The word yes leaped to Caroline’s mouth, but she didn’t give it voice. She examined her motives for continuing what had to be a foolhardy—if not downright dangerous—endeavor. Was she so desperate for Louis’s approval? No, that wasn’t it. The need to keep going had become something else. A chance to do some good. An opportunity to right the scales, maybe a little, away from the things she’d done that had caused so much harm. If she could help Amy and Jasper and Liam, she couldn’t be that bad a person. Right? The question hung in her mind.
“Let’s see if we can figure out where Dr. Wong went,” Caroline said, her voice full of sudden resolve. The complex mess of reasons why didn’t matter. Boiled down, those reasons amounted to a simple imperative: she just had to keep going.
“Good,” Eddie said. “What clues do we have? What do we know about Dr. Wong?”
“Come on, I’ll show you,” Caroline said, leading Eddie toward her office.
“What is that?” Eddie asked from over Caroline’s shoulder. His attention was trained on the screen of her laptop.
“Franklin Heller’s secret FTP site,” Caroline said. “It’s where I found the artic
le. In addition to the article and the backup data, there was also a letter to Yvonne. I’ve been meaning to look at it.”
She pulled up the document and read the one line hovering in the middle of the white screen:
I’m sorry. I never meant to hurt you. Love always, F.
“Weird,” Eddie said. “It’s like he knew he was gonna kick the bucket.”
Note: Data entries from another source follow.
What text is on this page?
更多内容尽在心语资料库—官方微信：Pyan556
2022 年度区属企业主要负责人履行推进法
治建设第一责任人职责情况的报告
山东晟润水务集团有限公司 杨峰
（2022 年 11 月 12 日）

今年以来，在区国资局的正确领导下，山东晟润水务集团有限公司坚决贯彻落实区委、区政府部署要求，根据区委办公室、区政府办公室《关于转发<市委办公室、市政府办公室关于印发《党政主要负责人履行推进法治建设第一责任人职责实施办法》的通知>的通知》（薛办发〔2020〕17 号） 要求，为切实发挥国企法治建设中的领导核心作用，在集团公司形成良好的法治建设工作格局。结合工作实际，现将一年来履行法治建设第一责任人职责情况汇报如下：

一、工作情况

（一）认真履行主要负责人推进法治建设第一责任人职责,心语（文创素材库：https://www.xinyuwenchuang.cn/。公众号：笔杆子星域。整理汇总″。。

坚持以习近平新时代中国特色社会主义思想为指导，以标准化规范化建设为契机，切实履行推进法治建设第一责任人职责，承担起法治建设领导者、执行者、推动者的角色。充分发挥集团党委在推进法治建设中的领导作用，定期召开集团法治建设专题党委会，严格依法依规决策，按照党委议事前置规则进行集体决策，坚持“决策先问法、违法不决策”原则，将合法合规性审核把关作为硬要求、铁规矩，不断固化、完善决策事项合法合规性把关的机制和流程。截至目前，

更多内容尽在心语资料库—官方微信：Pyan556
“He probably did,” Caroline said. Although Dr. Heller had known what might happen, he’d been powerless to stop it. How horrific, she reflected. How horrible his last moments must have been, knowing all of his fears had been realized. Caroline studied the words of the scientist’s final missive to his wife another moment before closing the document.
“But this isn’t helping us figure out where Dr. Wong ran off to,” she said.
“How do you know she ran?” Eddie asked. “How do you know she’s not dead?”
“She definitely ran. She told her boyfriend she was leaving town and didn’t know if or when she’d be back. As for whether she’s dead, I guess we don’t know for sure that she’s alive. But I think she’d try really hard not to die. She’s got a kid . . .” Caroline trailed off.
“What is it?” Eddie asked.
“She has a five-year-old son with asthma. He’s on this experimental drug protocol to control it. It’s called Telexo.”
Caroline pivoted around until she faced Eddie.
“The drug manufacturer,” Eddie said, his eyes widening.
“Exactly. Maybe they’ve got a genetic engineering division? Or the same parent company as Med-Gen?” Caroline turned back toward the laptop and entered a search for the name of the company that made Telexo. Annie’s son, Nolan, needed Telexo to prevent his asthma attacks. A threat to his Telexo supply could have prompted Dr. Wong to run from the article she’d helped to author. That had to be it. That’s why Dr. Heller’s office was so orderly. No need for ransacking. Just a scientist with access who’d purged the computer of all information before she bailed.